Thank you Papa, we'll miss you forever.

Hells Angels touched by a mentor - Matthew B. Stannard, SF Chronicle Staff Writer Tuesday, September 16, 2008
Mark "Papa" Guardado, 46, was killed Sept. 2 outside a Mission District bar. At the time, he was president of the Frisco Hells Angels, royalty of the outlaw biker realm. He was shot to death, police say, by Christopher Ablett, 37, of Modesto, a member of the rival Mongols Motorcycle Club, whose bad blood with the Hells Angels goes back in history. Ablett is still being sought. But there was little talk of the Mongols as the Hells Angels gathered to remember Guardado at a vigil Sunday night and funeral Monday morning; little more than a passing, irritated reference to a Sonoma County prosecutor who had charges pending against Guardado stemming from a bar fight and who called him a dangerous gang member with an assault conviction on his record.
Instead, those gathered remembered their Guardado, the friend or surrogate father, the man who many said bought them their first Harley-Davidson - or helped them get the job they needed to buy their own."To me, and everyone that knew him, he was the epitome of Hells Angels," said Richard Goldammer, who rode from his home in British Columbia to honor the man he called his mentor."He set an example for a lot of people, being straight up, honest and respectful to everyone," he said. "People form their own opinion about our club ... we are who we are. We stand in our own social circle."
It is a circle with many intersecting rings that pulled together in Daly City for what many hailed as an event of unprecedented scale.Well over 1,000 motorcyclists gathered at Duggan's Serra Mortuary for the two-day memorial: Hells Angels chapters from Alaska to Maine, from Rhode Island to Hawaii, and from overseas - Norway, Germany, England, Australia, Italy and more. And not just Hells Angels showed up. Duggan's parking lot hosted a collection of motorcycle clubs rarely seen outside events in Hollister or Sturgis, S.D., - the Mecca and Medina of biker culture. Top Hatters and Henchmen, Vampires and Devil Dolls, representatives of large groups and small, they all slapped leather-clad shoulders and shared tears and tales of Papa Guadardo, or just exchanged stories from the road.
Overall, despite the continuous rumble of motorcycles arriving and departing, the farewell to Guardado was as quiet and thoughtful as any funeral. Police expected and reported few incidents. A few beers and flasks were raised in the assemblage, but most drank water and soda or coffee as they waited and mourned.As the vigil began Sunday evening, mourners packed the main room at Duggan's and several smaller rooms, where they watched on closed circuit television.
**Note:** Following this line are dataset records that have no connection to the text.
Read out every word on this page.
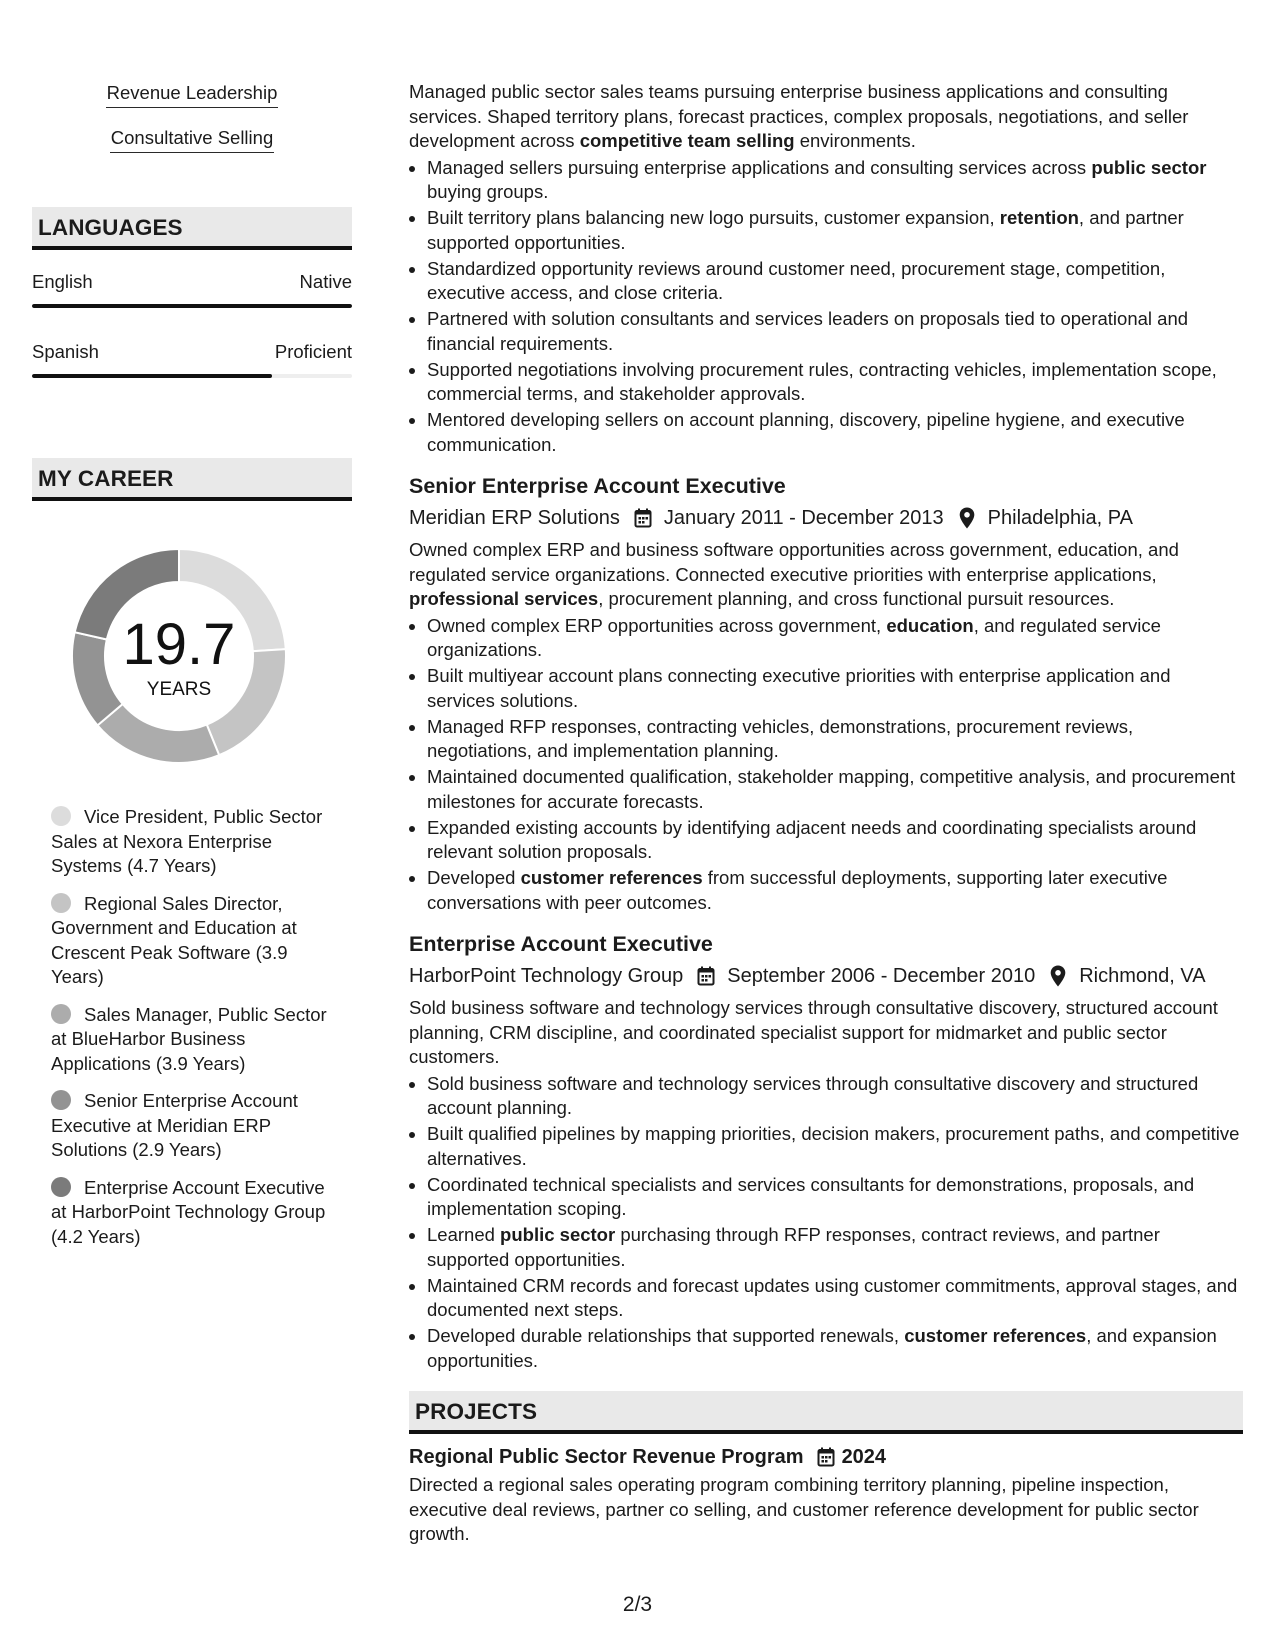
Revenue Leadership
Consultative Selling
LANGUAGES
English	Native
Spanish	Proficient
MY CAREER
19.7
YEARS
Vice President, Public Sector Sales at Nexora Enterprise Systems (4.7 Years)
Regional Sales Director, Government and Education at Crescent Peak Software (3.9 Years)
Sales Manager, Public Sector at BlueHarbor Business Applications (3.9 Years)
Senior Enterprise Account Executive at Meridian ERP Solutions (2.9 Years)
Enterprise Account Executive at HarborPoint Technology Group (4.2 Years)

Managed public sector sales teams pursuing enterprise business applications and consulting services. Shaped territory plans, forecast practices, complex proposals, negotiations, and seller development across competitive team selling environments.

• Managed sellers pursuing enterprise applications and consulting services across public sector buying groups.
• Built territory plans balancing new logo pursuits, customer expansion, retention, and partner supported opportunities.
• Standardized opportunity reviews around customer need, procurement stage, competition, executive access, and close criteria.
• Partnered with solution consultants and services leaders on proposals tied to operational and financial requirements.
• Supported negotiations involving procurement rules, contracting vehicles, implementation scope, commercial terms, and stakeholder approvals.
• Mentored developing sellers on account planning, discovery, pipeline hygiene, and executive communication.
Senior Enterprise Account Executive
Meridian ERP Solutions January 2011 - December 2013 Philadelphia, PA

Owned complex ERP and business software opportunities across government, education, and regulated service organizations. Connected executive priorities with enterprise applications, professional services, procurement planning, and cross functional pursuit resources.

• Owned complex ERP opportunities across government, education, and regulated service organizations.
• Built multiyear account plans connecting executive priorities with enterprise application and services solutions.
• Managed RFP responses, contracting vehicles, demonstrations, procurement reviews, negotiations, and implementation planning.
• Maintained documented qualification, stakeholder mapping, competitive analysis, and procurement milestones for accurate forecasts.
• Expanded existing accounts by identifying adjacent needs and coordinating specialists around relevant solution proposals.
• Developed customer references from successful deployments, supporting later executive conversations with peer outcomes.
Enterprise Account Executive
HarborPoint Technology Group September 2006 - December 2010 Richmond, VA

Sold business software and technology services through consultative discovery, structured account planning, CRM discipline, and coordinated specialist support for midmarket and public sector customers.

• Sold business software and technology services through consultative discovery and structured account planning.
• Built qualified pipelines by mapping priorities, decision makers, procurement paths, and competitive alternatives.
• Coordinated technical specialists and services consultants for demonstrations, proposals, and implementation scoping.
• Learned public sector purchasing through RFP responses, contract reviews, and partner supported opportunities.
• Maintained CRM records and forecast updates using customer commitments, approval stages, and documented next steps.
• Developed durable relationships that supported renewals, customer references, and expansion opportunities.
PROJECTS
Regional Public Sector Revenue Program 2024

Directed a regional sales operating program combining territory planning, pipeline inspection, executive deal reviews, partner co selling, and customer reference development for public sector growth.

2/3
Huge, grizzled men wept as one of their number sang Willie Nelson's "Angel Flying Too Close to the Ground," accompanying himself on saxophone. An emotional pastor described Guardado as a friendly, supportive man, a good son, father, uncle and godfather whose independent streak began with a runaway attempt as a 5-year-old. He described Guardado's good acts - donning a Santa hat to take gifts to children in the hospital at Christmas, or to children whose fathers were in prison; taking food left over after club events to feed the homeless. "When you do right they never remember," the pastor said. "When you do wrong they never forget."
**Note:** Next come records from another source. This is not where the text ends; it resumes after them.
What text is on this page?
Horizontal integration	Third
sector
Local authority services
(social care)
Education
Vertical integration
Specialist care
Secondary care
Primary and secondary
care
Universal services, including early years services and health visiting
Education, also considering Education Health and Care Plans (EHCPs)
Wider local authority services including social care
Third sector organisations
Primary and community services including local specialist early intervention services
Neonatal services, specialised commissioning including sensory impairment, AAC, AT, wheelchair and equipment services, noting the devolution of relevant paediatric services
The vigil ended with Guardado's goddaughter singing Alicia Keys' "Prelude to a Kiss." "It's a long long way to heaven But I gotta get there Can you send me an angel to guide me?" The caravan escorting Guardado's coffin to Colma's Cypress Lawn Cemetery on Monday morning went by way of San Francisco's Mission District, a river of thunder that flowed through the urban canyons for more than an hour. The caravan didn't stop for signals; it set its own speed limit. Some onlookers waved, some took pictures, some pressed hands to ears and waited for the end. And for a brief period on Interstate 280, as police halted all other freeway traffic, the mourners took over the roads. They buried Papa not too far from where former Daly City Hells Angels President Harry "The Horse" Flamburis is buried with his motorcycle. The Frisco Hells Angels and a sea of red-and-white-clad others formed a close group around Guardado's grave. A few words were spoken as a biker on the outskirts cranked Metallica's somber ode "Nothing Else Matters." The ceremony over, the Angels picked up shovels and buried their leader. Then they returned to their motorcycles and roared away.